The future of blogging

I don’t know what the future of blogging is. I go back and forth between feeling that the glory days are long over to feeling that the best is yet to come.

Some think that today’s social web, while it has stifled blogging tremendously, will still end up providing some value to independent blogs in the future.

Somewhat recently Dave Winer at the tail end of I know what a blog is:

One more note, blogging is under pressure for a variety of other reasons. A lot of people started doing it thinking it would make them money. Those people have exited. Facebook is giving bloggers a tough choice. You get more engagement on Facebook. But you own your words on your blog, and you create a record. I hope that at some point we can work something out with Facebook to have the best of both worlds at all times. So blogging can prosper and people can have all the engagement that Facebook can provide. A real win-win is possible here. I‘m hopeful.

We see this happening, a bit, with the IndieWeb. People like Tantek Çelic and Jeremy Keith are tacking on features to their own sites to bring things like tweets and photos onto their own blogs.

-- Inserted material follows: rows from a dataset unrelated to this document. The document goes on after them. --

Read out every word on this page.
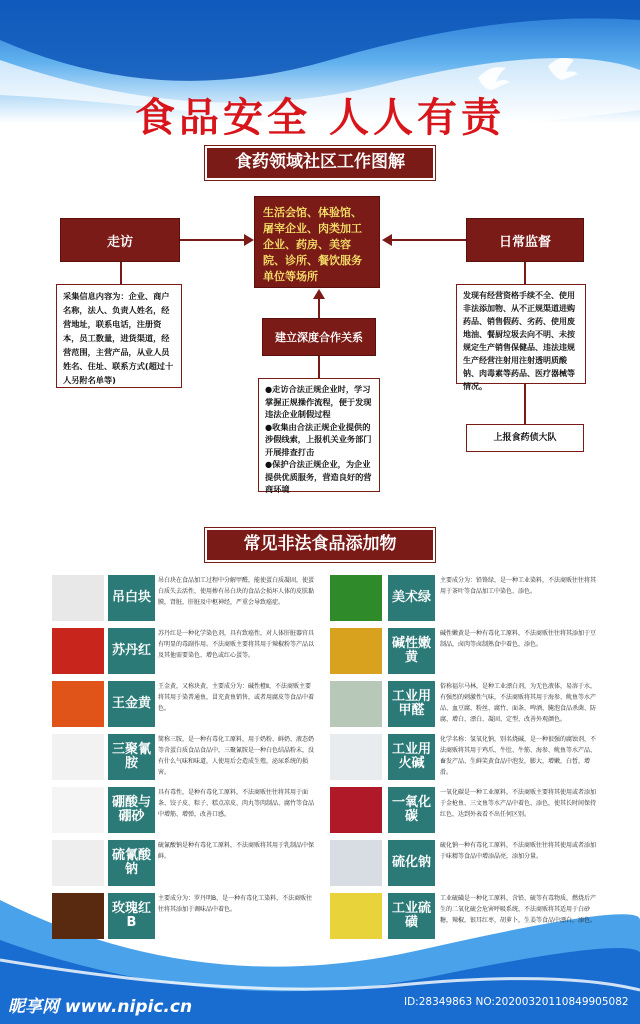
食品安全 人人有责
食药领域社区工作图解
生活会馆、体验馆、屠宰企业、肉类加工企业、药房、美容院、诊所、餐饮服务单位等场所
走访	日常监督
采集信息内容为：企业、商户名称，法人、负责人姓名，经营地址，联系电话，注册资本，员工数量，进货渠道，经营范围，主营产品，从业人员姓名、住址、联系方式(超过十人另附名单等)
发现有经营资格手续不全、使用非法添加物、从不正规渠道进购药品、销售假药、劣药、使用废地油、餐厨垃圾去向不明、未按规定生产销售保健品、违法违规生产经营注射用注射透明质酸钠、肉毒素等药品、医疗器械等情况。
建立深度合作关系
●走访合法正规企业时，学习掌握正规操作流程，便于发现违法企业制假过程
●收集由合法正规企业提供的涉假线索，上报机关业务部门开展排查打击
●保护合法正规企业，为企业提供优质服务，营造良好的营商环境
上报食药侦大队
常见非法食品添加物
吊白块
吊白块在食品加工过程中分解甲醛，能使蛋白质凝固，使蛋白质失去活性，使用掺有吊白块的食品会损坏人体的皮肤黏膜，肾脏，肝脏及中枢神经，严重会导致癌症。
苏丹红
苏丹红是一种化学染色剂，具有致癌性，对人体肝脏器官具有明显的毒副作用。不法商贩主要将其用于辣椒粉等产品以及其他需要染色、增色或红心蛋等。
王金黄
王金黄，又称块黄，主要成分为：碱性橙Ⅱ，不法商贩主要将其用于染普通鱼，冒充黄鱼销售，或者用腐皮等食品中着色。
三聚氰胺
简称三胺，是一种有毒化工原料，用于奶粉、鲜奶、液态奶等含蛋白质食品食品中，三聚氰胺是一种白色结晶粉末，没有什么气味和味道，人使用后会造成生殖，泌尿系统的损害。
硼酸与硼砂
具有毒性，是种有毒化工原料，不法商贩往往将其用于面条、饺子皮、粽子、糕点凉皮、肉丸等肉制品、腐竹等食品中增筋、增弹，改善口感。
硫氰酸钠
硫氰酸钠是种有毒化工原料，不法商贩将其用于乳制品中保鲜。
玫瑰红B
主要成分为：罗丹明B，是一种有毒化工染料，不法商贩往往将其添加于调味品中着色。
美术绿
主要成分为：铅铬绿，是一种工业染料，不法商贩往往将其用于茶叶等食品加工中染色、添色。
碱性嫩黄
碱性嫩黄是一种有毒化工原料，不法商贩往往将其添加于豆制品，卤肉等卤制熟食中着色，添色。
工业用甲醛
俗称福尔马林，是种工业漂白剂，为无色液体，易溶于水，有强烈的刺激性气味，不法商贩将其用于海参、鱿鱼等水产品、血豆腐、粉丝、腐竹、面条、啤酒、腌泡食品杀菌、防腐、增白、漂白、凝固、定型、改善外观颜色。
工业用火碱
化学名称：氢氧化钠，别名烧碱，是一种很强的腐蚀剂，不法商贩将其用于鸡爪、牛肚、牛筋、海参、鱿鱼等水产品、畜发产品、生鲜笑黄食品中泡发，膨大，增嫩，白皙，增滑。
一氧化碳
一氧化碳是一种工业原料，不法商贩主要将其使用或者添加于金枪鱼、三文鱼等水产品中着色、添色，使其长时间保持红色，达到外表看不出任何区别。
硫化钠
硫化钠一种有毒化工原料，不法商贩往往将其使用或者添加于味精等食品中增添晶亮，添加分量。
工业硫磺
工业硫磺是一种化工原料，含铅、硫等有毒物质，燃烧后产生的二氧化硫会危害呼吸系统，不法商贩将其适用于白砂糖，辣椒，银耳红枣，胡萝卜，生姜等食品中漂白，添色。
昵享网 www.nipic.cn	ID:28349863 NO:20200320110849905082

I used to think this was the solution too. That if blogs had decentralized features like follow, like, and if “tweeting” (or microblogging) from your own site resulted in that content being shared on networks like Twitter that we’d be able to keep track of more of our own data and information while still taking advantage of the level of engagement we see on these networks. But I’m starting to think this isn’t a solution that will lead us to where we want to go.

Blogging became blogging because it made writing on the web approachable to just about everyone. Yes, there were geeks like myself that were willing to do just about anything to have a proper blog (I remember copy/pasting XML blocks every single time I published a new post in the late-90s). But, by-and-large, the reason why blogging “took off” was because just about anyone could have a journal or blog in a matter of minutes.

The same is true today for a Facebook profile, LinkedIn profile, Twitter account, etc. Within minutes, you can be set up and publishing.

The IndieWeb feature-set is great but which of the larger blogging platforms will go through the trouble of adding these features by default? Even if an independent developer were to create plugins for WordPress, which runs 20-something-percent of the top million sites, a novice won’t install them or even find them. They’d have to be built directly into the software and, probably even moreso, be on by default on WordPress.com.

I’m glad Winer is hopeful that we’ll see some sort of “best of both worlds” scenario but I’m simply not so sure. And as of today, I have no idea what the future of blogging is.